Rarement, lui, vient en consultation avec moi, car je veux épargner sa charge mentale. Mais parfois, si je suis très mal, si un médecin est très gentil depuis longtemps, ou très méchant depuis longtemps, mon aidant vient. Si je suis très mal, il retient ce que j’oublie, parle pour moi. Si c’est un médecin très gentil, on rigole un peu c’est stylé. Si c’est un médecin très méchant, mon aidant grand mâle musclé homme blanc chef de maison me protège du Docteur Patriarche malfaisant malaisant. Bref c’est tout bénéf, un aidant. 
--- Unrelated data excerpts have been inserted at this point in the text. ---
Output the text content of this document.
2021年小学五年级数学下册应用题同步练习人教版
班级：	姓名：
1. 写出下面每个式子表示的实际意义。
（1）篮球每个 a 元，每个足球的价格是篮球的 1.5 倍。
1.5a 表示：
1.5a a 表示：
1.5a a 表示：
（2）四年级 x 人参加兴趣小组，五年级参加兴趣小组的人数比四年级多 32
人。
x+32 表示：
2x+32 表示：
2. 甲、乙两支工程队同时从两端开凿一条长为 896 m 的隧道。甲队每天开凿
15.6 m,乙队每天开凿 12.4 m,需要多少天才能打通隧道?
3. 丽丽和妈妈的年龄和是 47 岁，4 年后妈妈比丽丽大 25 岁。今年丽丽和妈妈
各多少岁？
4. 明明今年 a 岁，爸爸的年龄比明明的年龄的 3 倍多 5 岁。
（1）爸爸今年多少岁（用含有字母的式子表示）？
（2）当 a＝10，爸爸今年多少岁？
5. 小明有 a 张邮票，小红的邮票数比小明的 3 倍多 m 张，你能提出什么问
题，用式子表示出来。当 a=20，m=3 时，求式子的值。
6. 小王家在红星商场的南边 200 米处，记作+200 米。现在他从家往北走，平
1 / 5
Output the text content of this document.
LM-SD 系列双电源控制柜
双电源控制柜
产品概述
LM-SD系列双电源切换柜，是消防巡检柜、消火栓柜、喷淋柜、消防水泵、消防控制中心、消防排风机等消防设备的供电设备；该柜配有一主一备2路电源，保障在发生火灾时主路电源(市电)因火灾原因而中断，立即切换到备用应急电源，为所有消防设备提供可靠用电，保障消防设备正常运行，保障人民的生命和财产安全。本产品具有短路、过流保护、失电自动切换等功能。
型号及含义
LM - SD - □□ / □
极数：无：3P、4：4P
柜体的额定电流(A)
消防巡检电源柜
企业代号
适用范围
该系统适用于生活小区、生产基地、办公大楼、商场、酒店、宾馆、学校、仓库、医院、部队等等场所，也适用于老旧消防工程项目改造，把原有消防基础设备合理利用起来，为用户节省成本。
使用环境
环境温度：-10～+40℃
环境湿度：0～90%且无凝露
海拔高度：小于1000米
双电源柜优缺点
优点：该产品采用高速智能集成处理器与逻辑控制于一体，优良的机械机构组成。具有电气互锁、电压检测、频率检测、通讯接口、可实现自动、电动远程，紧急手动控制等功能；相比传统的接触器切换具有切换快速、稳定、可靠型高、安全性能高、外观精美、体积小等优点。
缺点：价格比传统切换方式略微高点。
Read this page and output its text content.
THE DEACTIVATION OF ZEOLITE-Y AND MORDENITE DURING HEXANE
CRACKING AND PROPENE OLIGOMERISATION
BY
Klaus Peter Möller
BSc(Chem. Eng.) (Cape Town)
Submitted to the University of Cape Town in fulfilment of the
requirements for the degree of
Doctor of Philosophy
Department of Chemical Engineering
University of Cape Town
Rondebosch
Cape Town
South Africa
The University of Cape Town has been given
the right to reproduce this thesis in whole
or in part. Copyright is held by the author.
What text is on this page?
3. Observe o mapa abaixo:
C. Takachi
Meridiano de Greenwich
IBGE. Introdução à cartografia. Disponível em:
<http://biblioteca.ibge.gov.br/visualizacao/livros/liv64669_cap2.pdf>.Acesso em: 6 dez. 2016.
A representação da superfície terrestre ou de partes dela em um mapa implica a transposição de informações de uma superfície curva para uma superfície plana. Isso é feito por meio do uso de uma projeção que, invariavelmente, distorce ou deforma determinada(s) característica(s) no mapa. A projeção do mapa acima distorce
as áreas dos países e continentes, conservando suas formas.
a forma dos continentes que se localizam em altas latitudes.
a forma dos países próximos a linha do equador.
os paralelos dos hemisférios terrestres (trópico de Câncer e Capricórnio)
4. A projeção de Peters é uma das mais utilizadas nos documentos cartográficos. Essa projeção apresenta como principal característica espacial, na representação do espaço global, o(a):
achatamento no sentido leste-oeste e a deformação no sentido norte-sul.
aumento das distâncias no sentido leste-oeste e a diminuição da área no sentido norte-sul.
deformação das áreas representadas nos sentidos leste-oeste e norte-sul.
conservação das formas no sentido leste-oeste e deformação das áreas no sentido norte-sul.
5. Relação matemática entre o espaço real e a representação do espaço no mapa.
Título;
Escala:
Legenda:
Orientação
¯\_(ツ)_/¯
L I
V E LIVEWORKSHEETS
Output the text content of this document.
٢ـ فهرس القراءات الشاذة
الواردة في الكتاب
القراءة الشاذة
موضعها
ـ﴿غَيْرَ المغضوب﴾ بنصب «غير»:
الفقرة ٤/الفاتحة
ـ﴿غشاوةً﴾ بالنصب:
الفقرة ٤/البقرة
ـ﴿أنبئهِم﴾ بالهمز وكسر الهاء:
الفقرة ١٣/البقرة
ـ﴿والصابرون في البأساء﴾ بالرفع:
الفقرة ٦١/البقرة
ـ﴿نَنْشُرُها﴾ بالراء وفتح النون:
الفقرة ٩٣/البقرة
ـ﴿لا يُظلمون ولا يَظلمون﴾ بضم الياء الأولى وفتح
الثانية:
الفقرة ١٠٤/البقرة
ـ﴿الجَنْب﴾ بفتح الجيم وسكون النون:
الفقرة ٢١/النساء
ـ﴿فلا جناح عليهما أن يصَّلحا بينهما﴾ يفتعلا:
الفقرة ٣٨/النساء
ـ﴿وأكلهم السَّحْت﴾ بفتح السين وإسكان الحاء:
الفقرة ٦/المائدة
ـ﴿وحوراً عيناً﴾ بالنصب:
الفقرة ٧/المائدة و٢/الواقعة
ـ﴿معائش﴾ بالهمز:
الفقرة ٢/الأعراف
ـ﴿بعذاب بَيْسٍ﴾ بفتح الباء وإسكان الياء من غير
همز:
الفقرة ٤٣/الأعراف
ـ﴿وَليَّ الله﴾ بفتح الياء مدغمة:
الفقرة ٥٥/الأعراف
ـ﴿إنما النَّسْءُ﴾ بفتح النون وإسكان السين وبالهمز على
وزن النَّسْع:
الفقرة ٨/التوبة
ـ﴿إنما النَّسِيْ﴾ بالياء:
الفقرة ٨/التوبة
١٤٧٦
Puis rentre le Supérior du Doctor 1. Doctor 1 l’a briefé, il a surement aussi placé que MADAME prenait un peu trop de place dans la sacro-sainte consultation.

On salue tous deux très poliment Doctor Supérior. Il fait peur il reste debout il s’assoit pas, on sent que faut terminer ça rapidos. Il s’excuse du retard il a l’air sympa quand même. Il recommence l’interrogatoire à mon aidant malportant. Sous l’effet du stress, ça bafouille, ça se trompe, ça dit des choses fausses.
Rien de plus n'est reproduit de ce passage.